There is a second lesson in recent lections related to this dynamic and dialogical notion of the human heart. It involves what the psalmist was getting at when he said "I will walk with blameless heart" or what the author to Colossians was urging when he admonished, "let the peace of Christ control your heart!" Both phrases refer to a kind of integrity which is supposed to possess our lives (or be possessed by them!). Both are concerned above all with what or who is sovereign in (or controls) the human heart.

We know that the Christian life is above all an obediently loving life; that is, it is a life which is attentive and responsive, and while we are certainly called upon to listen and respond to the Word of God that comes to us from outside ourselves, most FUNDAMENTALLY, we are called upon to be attentive and responsive to this Word, to claim and embody the unique name which God speaks on a continuing basis deep within us. When the psalmist says he will walk with a blameless heart, he is referring, I think, to a life which is obedient in this way, a life where our own hearts do not bear witness against us. He is referring to a life where our outer selves and our inner selves are identical or in harmony, where what we are in the world is always an obedient response to the Word God speaks in the core of our being, and so too he is referring to what the author to the Colossians referred to when he said we are to allow the peace of Christ to control our hearts, namely an incarnational integrity born of attentiveness and responsiveness to the God who is part of our very being.

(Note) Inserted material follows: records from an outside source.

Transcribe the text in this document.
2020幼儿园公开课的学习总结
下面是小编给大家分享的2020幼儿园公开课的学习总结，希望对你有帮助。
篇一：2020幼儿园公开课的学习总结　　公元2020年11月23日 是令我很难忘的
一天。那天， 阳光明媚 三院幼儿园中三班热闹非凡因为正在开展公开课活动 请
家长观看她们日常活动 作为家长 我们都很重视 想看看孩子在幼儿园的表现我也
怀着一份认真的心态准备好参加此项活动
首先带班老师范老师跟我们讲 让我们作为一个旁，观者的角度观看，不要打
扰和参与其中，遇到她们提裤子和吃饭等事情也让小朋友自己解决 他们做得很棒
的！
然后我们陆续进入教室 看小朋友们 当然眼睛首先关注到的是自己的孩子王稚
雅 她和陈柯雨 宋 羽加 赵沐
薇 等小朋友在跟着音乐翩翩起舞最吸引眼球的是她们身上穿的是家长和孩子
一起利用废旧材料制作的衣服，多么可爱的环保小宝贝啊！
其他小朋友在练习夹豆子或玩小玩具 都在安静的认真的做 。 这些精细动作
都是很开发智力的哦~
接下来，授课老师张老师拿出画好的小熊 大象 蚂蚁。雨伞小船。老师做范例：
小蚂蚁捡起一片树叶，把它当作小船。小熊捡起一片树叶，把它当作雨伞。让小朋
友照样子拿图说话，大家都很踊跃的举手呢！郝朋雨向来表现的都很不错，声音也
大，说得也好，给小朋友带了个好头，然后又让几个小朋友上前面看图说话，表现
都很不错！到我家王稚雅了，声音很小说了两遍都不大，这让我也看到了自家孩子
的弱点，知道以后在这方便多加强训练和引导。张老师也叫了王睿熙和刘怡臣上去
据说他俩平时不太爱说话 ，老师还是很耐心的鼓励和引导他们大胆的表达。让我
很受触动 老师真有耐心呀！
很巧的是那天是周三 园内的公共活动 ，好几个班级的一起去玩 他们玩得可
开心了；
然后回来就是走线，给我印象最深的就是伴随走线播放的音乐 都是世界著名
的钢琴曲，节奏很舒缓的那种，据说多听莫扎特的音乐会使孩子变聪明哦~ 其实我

In one of the Gospels this week, a dead man was told by Jesus to "arise", and it is certainly tempting to want God come to us in such dramatic and miraculous ways. But in quiet, subtle, and equally miraculous ways, God calls us to arise out of death and nothingness at every moment. If we can only learn to hearken to this call deep within us, it will not only bring life on the biological level, but it will bring us the abundant life which is Jesus' gift to us. In light of this idea of the human heart, we need never fear that we are too far stuck in sin, too far removed from the living God, too "old" (in whatever way this manifests itself), or without fresh potential. There is quite literally a spring of living water at the core of our being, an ever-newly given identity where moment by moment God calls us by name to be. So long as we live, God dwells within us calling to us to "arise!" Where this really occurs on every level of our being I think we allow the peace of Christ to control our hearts and walk blamelessly in genuine integrity. Where this occurs, I think we are REALLY "heart smart."